DUVAR - MHP Genel Başkanı Devlet Bahçeli, ABD'de Demokratların başkan adayı Joe Biden'ın yedi ay önceki sözleriyle ilgili yine bir açıklama yaptı. Bahçeli, CHP Genel Başkanı Kemal Kılıçdaroğlu'nun Biden ile temas kurup kurmadığını açıklamasını istedi.

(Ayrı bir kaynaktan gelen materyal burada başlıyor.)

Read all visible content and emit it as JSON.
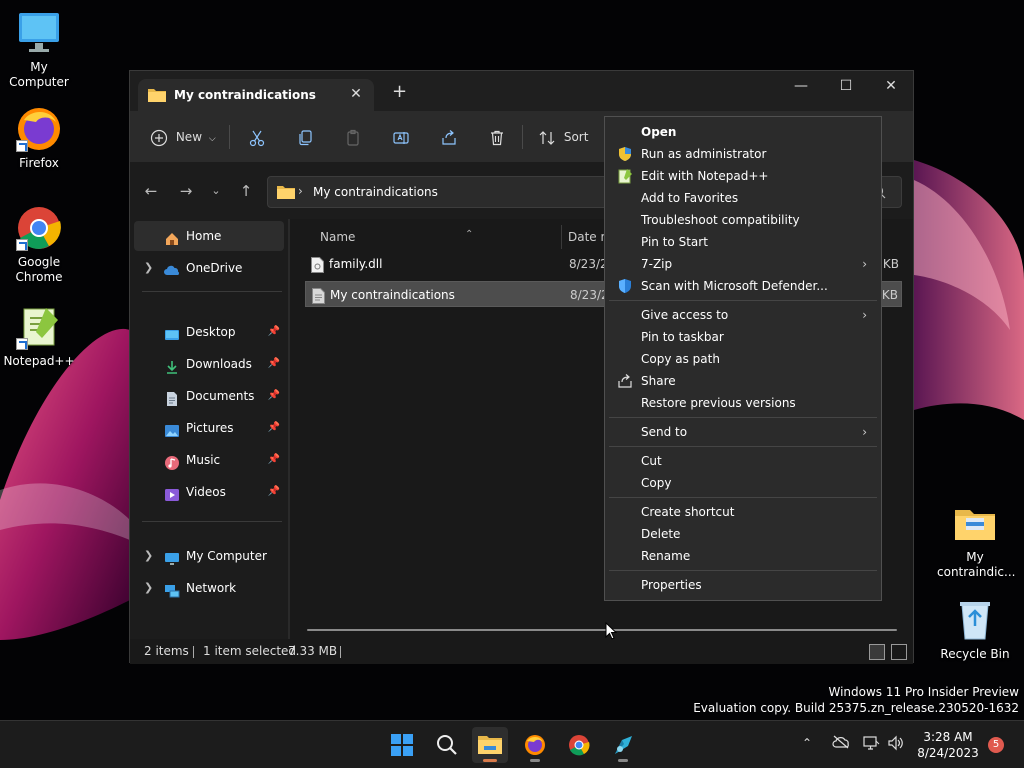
{
  "desktop": {
    "icons": [
      {
        "label": "My Computer"
      },
      {
        "label": "Firefox"
      },
      {
        "label": "Google Chrome"
      },
      {
        "label": "Notepad++"
      },
      {
        "label": "My contraindic..."
      },
      {
        "label": "Recycle Bin"
      }
    ],
    "watermark": {
      "line1": "Windows 11 Pro Insider Preview",
      "line2": "Evaluation copy. Build 25375.zn_release.230520-1632"
    }
  },
  "explorer": {
    "tab_title": "My contraindications",
    "tab_close": "✕",
    "new_tab": "+",
    "window_controls": {
      "minimize": "—",
      "maximize": "☐",
      "close": "✕"
    },
    "toolbar": {
      "new_label": "New",
      "sort_label": "Sort"
    },
    "address": {
      "path": "My contraindications"
    },
    "nav": {
      "home": "Home",
      "onedrive": "OneDrive",
      "desktop": "Desktop",
      "downloads": "Downloads",
      "documents": "Documents",
      "pictures": "Pictures",
      "music": "Music",
      "videos": "Videos",
      "my_computer": "My Computer",
      "network": "Network"
    },
    "columns": {
      "name": "Name",
      "date": "Date m"
    },
    "files": [
      {
        "name": "family.dll",
        "date": "8/23/20",
        "size": "KB"
      },
      {
        "name": "My contraindications",
        "date": "8/23/20",
        "size": "KB"
      }
    ],
    "status": {
      "items": "2 items",
      "selected": "1 item selected",
      "size": "7.33 MB"
    }
  },
  "context_menu": {
    "open": "Open",
    "run_admin": "Run as administrator",
    "edit_notepad": "Edit with Notepad++",
    "add_favorites": "Add to Favorites",
    "troubleshoot": "Troubleshoot compatibility",
    "pin_start": "Pin to Start",
    "zip": "7-Zip",
    "defender": "Scan with Microsoft Defender...",
    "give_access": "Give access to",
    "pin_taskbar": "Pin to taskbar",
    "copy_path": "Copy as path",
    "share": "Share",
    "restore": "Restore previous versions",
    "send_to": "Send to",
    "cut": "Cut",
    "copy": "Copy",
    "create_shortcut": "Create shortcut",
    "delete": "Delete",
    "rename": "Rename",
    "properties": "Properties",
    "submenu_arrow": "›"
  },
  "taskbar": {
    "clock_time": "3:28 AM",
    "clock_date": "8/24/2023",
    "notification_count": "5"
  },
  "colors": {
    "accent": "#0078d4",
    "selection": "#4d4d4d",
    "menu_bg": "#2b2b2b",
    "notification_badge": "#e05a4f"
  }
}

Bahçeli yazılı açıklamasında, "ABD’nin Demokrat Partili Başkan Adayı Joe Biden’in yedi ay evvel dile getirdiği husumet ve hıyanetle perçinlenmiş çarpık açıklamaları siyaset ve ülke gündemini derinden etkilemiştir. Biden’in karanlık mazisi ve karmaşık müktesebatı Türkiye’nin egemenliğine ve kutlu varlığına yönelik suikast teşebbüsünün hiç de tesadüfi olmadığını çok net gözler önüne sermiştir" dedi. Biden'in Obama döneminde başkan yardımcısı olduğunu hatırlatan Bahçeli şunları söyledi:

'YAKAYI ELE VERMİŞTİR'

Geçmişte ülkemize reva görülen baskı ve dayatmaların Obama ve Biden’in döneminde daha da şiddet ve sürat kazandığı milli hafızalarda kayıtlıdır. Orta Doğu’ya düzenlenen sistematik ve kanlı saldırıların, Türkiye aleyhine terör örgütleriyle kurulan bağ ve bağlantıların bilhassa bu iki lekeli ismin iktidar zamanına rastladığı gayet iyi bilinmektedir. Dahası 15 Temmuz hain FETÖ darbe teşebbüsünde ABD’nin o tarihteki yönetiminin ne kadar tazyik ve tesirinin olduğu bir başka muammalı ve şaibeli tartışma konusudur. Bir ülkenin seçimle göreve gelmiş Cumhurbaşkanı’nı devirme hedefi neresinden bakılırsa bakılsın hem demokrasi düşmanlığı hem de darbeciliktir. Biden mayası ve mizacı itibariyle yakayı ele vermiştir.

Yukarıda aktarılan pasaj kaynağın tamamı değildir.